‘Because mother knows best’ – A new father’s perspective on parenting

January 27, 2016 10:00 am

Was it a Bisto gravy advert that coined the phrase ‘because mother knows best’? It might have been an 80’s commercial for white bread or washing powder but it definitely involved the sexist stereotype of a stay-at-home mum, sporting an apron and outrageously permed hair. Busy in a warmly lit kitchen and gently smiling to the camera as her on-screen child thanks her for making everything in the world better. Whatever the advert was for, it must have left quite an impression on me as I can still picture the kind yet ever-so-slightly smug face worn by the mother who knew best. What particularly stands out for me about that advert though is the tagline and as a new dad, I have been recently struggling to accept it.


Of course ‘Mother knows best’ is not a factual statement. I mean, during my childhood I remember my own mum often knowing best and helping me out of all sorts of situations. However, when I wanted to understand how electricity worked or why the moon only comes out at night. The answers would always be either ‘ask your father’ or, if he was unavailable at that moment, I was just simply told ‘it’s magic love’. When it came to helping me with my algebra homework, mother definitely knew worst.

But as I desperately try my hardest to be involved in these early months of my daughter’s life, I find that I am haunted by this concept that ‘mother knows best’. Because annoyingly as it turns out, Rosalie’s mother always seems to.

I have discovered that I lack the built in awareness my girlfriend seems to possess that tells me two pairs of socks are needed when the temperature drops below a certain level or that a particular brand of nappy never fails to leak shit if not fastened in a specific way. I can never quite tell whether Rosie is crying because she wants to be put on her belly or her back and so I awkwardly try both, rolling her over like a sausage on a BBQ. Until my girlfriend comes into the room, puts her on her side and the crying ceases immediately.

She doesn’t quite flash me the same smug look as the lady in the advert but I can sense what she is thinking all the same and I reluctantly hold out my plate for more delicious homemade gravy.

At first I tried to fight it, determined to prove that I too could demonstrate the same level of careful attention to our baby’s needs. One night in particular when Rosie decided she was not interested in falling asleep, I became convinced she couldn’t possibly still be hungry and instead simply needed to be rocked in my arms.
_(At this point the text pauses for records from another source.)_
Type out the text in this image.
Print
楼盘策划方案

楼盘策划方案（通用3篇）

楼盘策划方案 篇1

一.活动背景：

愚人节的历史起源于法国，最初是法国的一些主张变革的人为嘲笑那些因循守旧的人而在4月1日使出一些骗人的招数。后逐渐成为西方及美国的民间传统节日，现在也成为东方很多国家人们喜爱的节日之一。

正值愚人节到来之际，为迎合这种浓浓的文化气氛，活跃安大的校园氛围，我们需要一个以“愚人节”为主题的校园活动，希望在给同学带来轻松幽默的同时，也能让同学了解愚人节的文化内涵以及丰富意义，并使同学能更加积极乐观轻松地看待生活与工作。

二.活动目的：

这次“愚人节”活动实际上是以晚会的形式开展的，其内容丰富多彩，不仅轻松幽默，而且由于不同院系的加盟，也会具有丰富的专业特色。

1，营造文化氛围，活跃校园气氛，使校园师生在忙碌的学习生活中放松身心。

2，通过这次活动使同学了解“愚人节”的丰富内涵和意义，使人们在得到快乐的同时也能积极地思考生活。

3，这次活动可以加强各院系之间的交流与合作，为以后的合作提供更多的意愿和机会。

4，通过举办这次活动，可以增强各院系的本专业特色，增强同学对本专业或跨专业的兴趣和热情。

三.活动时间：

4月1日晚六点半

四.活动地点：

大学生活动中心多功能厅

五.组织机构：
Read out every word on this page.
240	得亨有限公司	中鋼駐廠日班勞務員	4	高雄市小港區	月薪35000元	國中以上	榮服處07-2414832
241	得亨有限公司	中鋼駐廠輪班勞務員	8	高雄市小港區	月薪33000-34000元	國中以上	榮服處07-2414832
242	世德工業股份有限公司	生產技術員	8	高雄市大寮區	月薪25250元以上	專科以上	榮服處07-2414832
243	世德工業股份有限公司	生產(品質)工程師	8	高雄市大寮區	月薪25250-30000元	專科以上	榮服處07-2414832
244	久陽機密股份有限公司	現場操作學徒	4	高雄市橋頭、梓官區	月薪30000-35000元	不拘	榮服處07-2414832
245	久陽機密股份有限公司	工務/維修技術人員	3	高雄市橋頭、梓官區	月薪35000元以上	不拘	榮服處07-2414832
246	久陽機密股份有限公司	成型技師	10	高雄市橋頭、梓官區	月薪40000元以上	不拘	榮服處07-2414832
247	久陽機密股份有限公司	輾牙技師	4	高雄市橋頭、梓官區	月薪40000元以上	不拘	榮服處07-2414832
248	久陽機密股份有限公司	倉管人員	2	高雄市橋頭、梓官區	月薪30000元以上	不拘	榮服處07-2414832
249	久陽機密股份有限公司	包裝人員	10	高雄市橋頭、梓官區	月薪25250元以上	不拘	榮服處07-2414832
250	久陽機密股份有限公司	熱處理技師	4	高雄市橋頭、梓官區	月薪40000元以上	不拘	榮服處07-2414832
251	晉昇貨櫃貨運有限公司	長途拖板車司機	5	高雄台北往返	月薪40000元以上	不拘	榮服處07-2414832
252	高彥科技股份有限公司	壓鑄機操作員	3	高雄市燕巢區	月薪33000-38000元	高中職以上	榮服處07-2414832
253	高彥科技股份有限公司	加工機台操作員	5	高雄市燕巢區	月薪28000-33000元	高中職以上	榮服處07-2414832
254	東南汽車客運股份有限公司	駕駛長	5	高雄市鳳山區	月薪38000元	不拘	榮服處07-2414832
One hour later when I could no longer feel my shoulders I eventually conceded defeat and in frustration handed her back over. Pulling the duvet over my head I turned my back in frustration and lay awake muttering angrily to myself as within minutes our baby had started gently snoring behind me. I eagerly researched the next day that if a man uses a breast pump for long enough, eventually he will start producing milk and develop breasts of his own. Could be useful, I thought for a split second and then realised things had gone too far.

I have now finally accepted that Rosalie’s mother does have a special attachment which I cannot hope to replicate. She did after all grow this little girl inside her body for nine months and now regularly provides her with all the nutrients she needs every two or three hours. She spends most of the day with her while I am working and admittedly has read vastly more about the subject of raising a baby than I have. I am happy to follow my girlfriend’s instincts and although I am sure I do lots of things right, I can freely admit that right now, mother does seem to know best.

But when Rosalie is ready for help with her maths homework I’ll be here and ready…to explain that Pythagoras theorem is purely magic.